Photo of Mr George Proudfoot Mr George Proudfoot , Brighouse and Spenborough

asked the Minister of Posts and Telecommunications if he intends to continue jamming broadcasting from a ship in the North Sea; whether such action interferes with the reception of British Broadcasting Corporation services; and if he will make a statement.

Photo of Mr Christopher Chataway Mr Christopher Chataway , Chichester

While we intend to introduce commercial radio, we cannot condone the illicit use of frequencies contrary to our laws and to international agreements, which expressly prohibit broadcasting from ships and aircraft outside national territories. We are bound, therefore, to continue counter-measures, not least in order to protect the frequencies allocated to other countries, which the pirate is now using. I am determined to keep interference to B.B.C. services to the minimum; but the evidence is at present that virtually all the interference is caused by the pirate's own transmissions.

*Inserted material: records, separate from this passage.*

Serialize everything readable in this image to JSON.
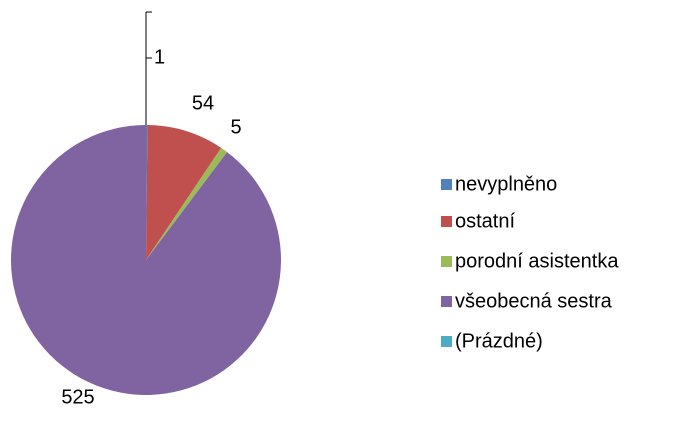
{
  "chart_data": {
    "type": "pie",
    "categories": [
      "nevyplněno",
      "ostatní",
      "porodní asistentka",
      "všeobecná sestra",
      "(Prázdné)"
    ],
    "values": [
      1,
      54,
      5,
      525,
      null
    ],
    "colors": [
      "#4f81bd",
      "#c0504d",
      "#9bbb59",
      "#8064a2",
      "#4bacc6"
    ],
    "legend": "right"
  }
}
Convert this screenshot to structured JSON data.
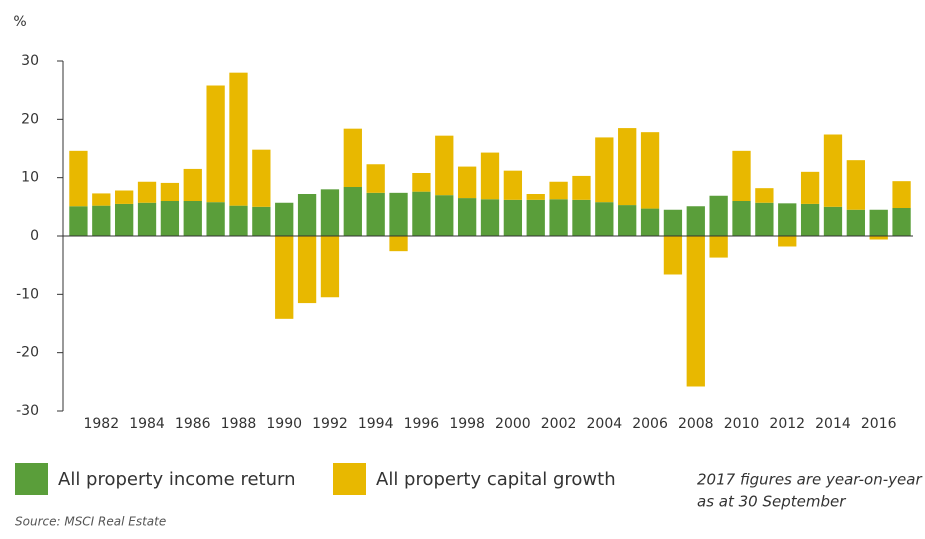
{
  "chart_data": {
    "type": "stacked_bar",
    "y_label": "%",
    "categories": [
      null,
      "1982",
      null,
      "1984",
      null,
      "1986",
      null,
      "1988",
      null,
      "1990",
      null,
      "1992",
      null,
      "1994",
      null,
      "1996",
      null,
      "1998",
      null,
      "2000",
      null,
      "2002",
      null,
      "2004",
      null,
      "2006",
      null,
      "2008",
      null,
      "2010",
      null,
      "2012",
      null,
      "2014",
      null,
      "2016",
      null
    ],
    "series": [
      {
        "name": "All property income return",
        "color": "#5a9e3a",
        "values": [
          5.1,
          5.2,
          5.5,
          5.7,
          6.0,
          6.0,
          5.8,
          5.2,
          5.0,
          5.7,
          7.2,
          8.0,
          8.4,
          7.4,
          7.4,
          7.6,
          7.0,
          6.5,
          6.3,
          6.2,
          6.2,
          6.3,
          6.2,
          5.8,
          5.3,
          4.7,
          4.5,
          5.1,
          6.9,
          6.0,
          5.7,
          5.6,
          5.5,
          5.0,
          4.5,
          4.5,
          4.8
        ]
      },
      {
        "name": "All property capital growth",
        "color": "#e8b800",
        "values": [
          9.5,
          2.1,
          2.3,
          3.6,
          3.1,
          5.5,
          20.0,
          22.8,
          9.8,
          -14.2,
          -11.5,
          -10.5,
          10.0,
          4.9,
          -2.6,
          3.2,
          10.2,
          5.4,
          8.0,
          5.0,
          1.0,
          3.0,
          4.1,
          11.1,
          13.2,
          13.1,
          -6.6,
          -25.8,
          -3.7,
          8.6,
          2.5,
          -1.8,
          5.5,
          12.4,
          8.5,
          -0.6,
          4.6
        ]
      }
    ],
    "ylim": [
      -30,
      30
    ],
    "yticks": [
      -30,
      -20,
      -10,
      0,
      10,
      20,
      30
    ],
    "annotation": [
      "2017 figures are year-on-year",
      "as at 30 September"
    ],
    "source": "Source: MSCI Real Estate"
  }
}
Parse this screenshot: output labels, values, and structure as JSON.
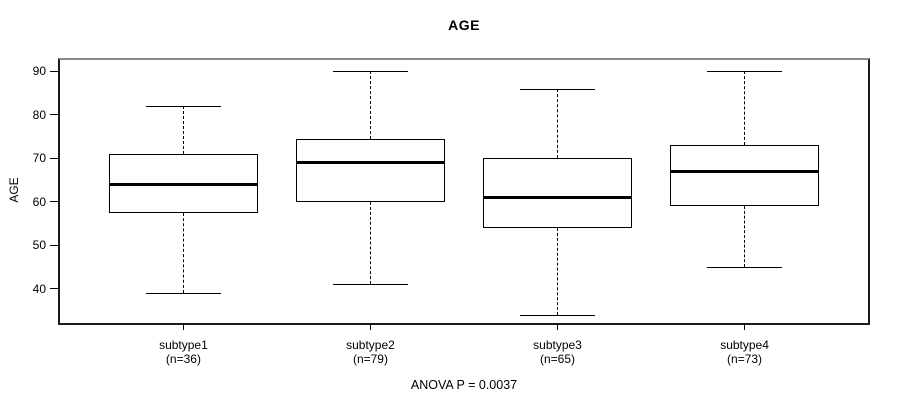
{
  "chart_data": {
    "type": "boxplot",
    "title": "AGE",
    "ylabel": "AGE",
    "caption": "ANOVA P = 0.0037",
    "categories": [
      "subtype1",
      "subtype2",
      "subtype3",
      "subtype4"
    ],
    "category_sublabels": [
      "(n=36)",
      "(n=79)",
      "(n=65)",
      "(n=73)"
    ],
    "counts": [
      36,
      79,
      65,
      73
    ],
    "yticks": [
      40,
      50,
      60,
      70,
      80,
      90
    ],
    "ylim": [
      32.1,
      92.6
    ],
    "grid": false,
    "series": [
      {
        "name": "subtype1",
        "whisker_low": 39,
        "q1": 57.5,
        "median": 64,
        "q3": 71,
        "whisker_high": 82
      },
      {
        "name": "subtype2",
        "whisker_low": 41,
        "q1": 60,
        "median": 69,
        "q3": 74.5,
        "whisker_high": 90
      },
      {
        "name": "subtype3",
        "whisker_low": 34,
        "q1": 54,
        "median": 61,
        "q3": 70,
        "whisker_high": 86
      },
      {
        "name": "subtype4",
        "whisker_low": 45,
        "q1": 59,
        "median": 67,
        "q3": 73,
        "whisker_high": 90
      }
    ],
    "colors": {
      "line": "#000000",
      "background": "#ffffff",
      "frame_top": "#8a8a8a"
    }
  }
}
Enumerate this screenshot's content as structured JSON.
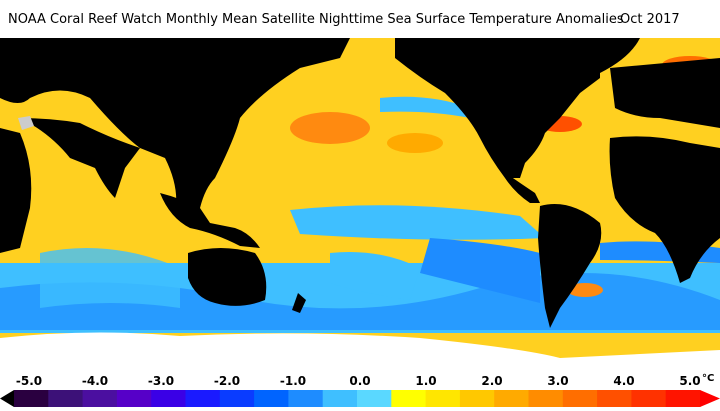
{
  "title": "NOAA Coral Reef Watch Monthly Mean Satellite Nighttime Sea Surface Temperature Anomalies",
  "date": "Oct 2017",
  "colorbar": {
    "tick_labels": [
      "-5.0",
      "-4.0",
      "-3.0",
      "-2.0",
      "-1.0",
      "0.0",
      "1.0",
      "2.0",
      "3.0",
      "4.0",
      "5.0"
    ],
    "unit": "°C",
    "min": -5.0,
    "max": 5.0,
    "colors": [
      "#000000",
      "#2a0040",
      "#3c1178",
      "#4b0fa0",
      "#5600c8",
      "#3a00e6",
      "#1a1aff",
      "#0a3cff",
      "#0064ff",
      "#1e8cff",
      "#3fbfff",
      "#5ad8ff",
      "#ffff00",
      "#ffe600",
      "#ffc800",
      "#ffaa00",
      "#ff8c00",
      "#ff6e00",
      "#ff5000",
      "#ff3200",
      "#ff1400",
      "#ff0000"
    ]
  },
  "map": {
    "ocean_colors": {
      "warm": "#ffd020",
      "hot": "#ff8a10",
      "neutral": "#ffff30",
      "cool": "#3fbfff",
      "cold": "#1e6cff",
      "land": "#000000",
      "ice": "#ffffff"
    }
  }
}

Photo of Mr Tom Driberg Mr Tom Driberg , Barking

Is the right hon. Gentleman aware that that Answer will be particularly interesting to the fairly large number of young people who voted for Conservative candidates at the election in the mistaken belief that a Conservative Government would immediately either break or renegotiate the international agreements on wave lengths?

Photo of Mr Christopher Chataway Mr Christopher Chataway , Chichester

I believe that they voted for Conservative candidates at the last election because they wanted competition introduced. They want competition in radio, and that is what there will be.

Photo of Mr George Proudfoot Mr George Proudfoot , Brighouse and Spenborough

What is the cost of jamming these broadcasts? Is my right hon. Friend aware that the quickest way to stop them is to hurry on with plans for dry land commercial radio?

Photo of Mr Christopher Chataway Mr Christopher Chataway , Chichester

The cost is at present about £1,200 a week, of which about £500 is in payment to Securicor to guard against threats of violence made by supporters of the pirates.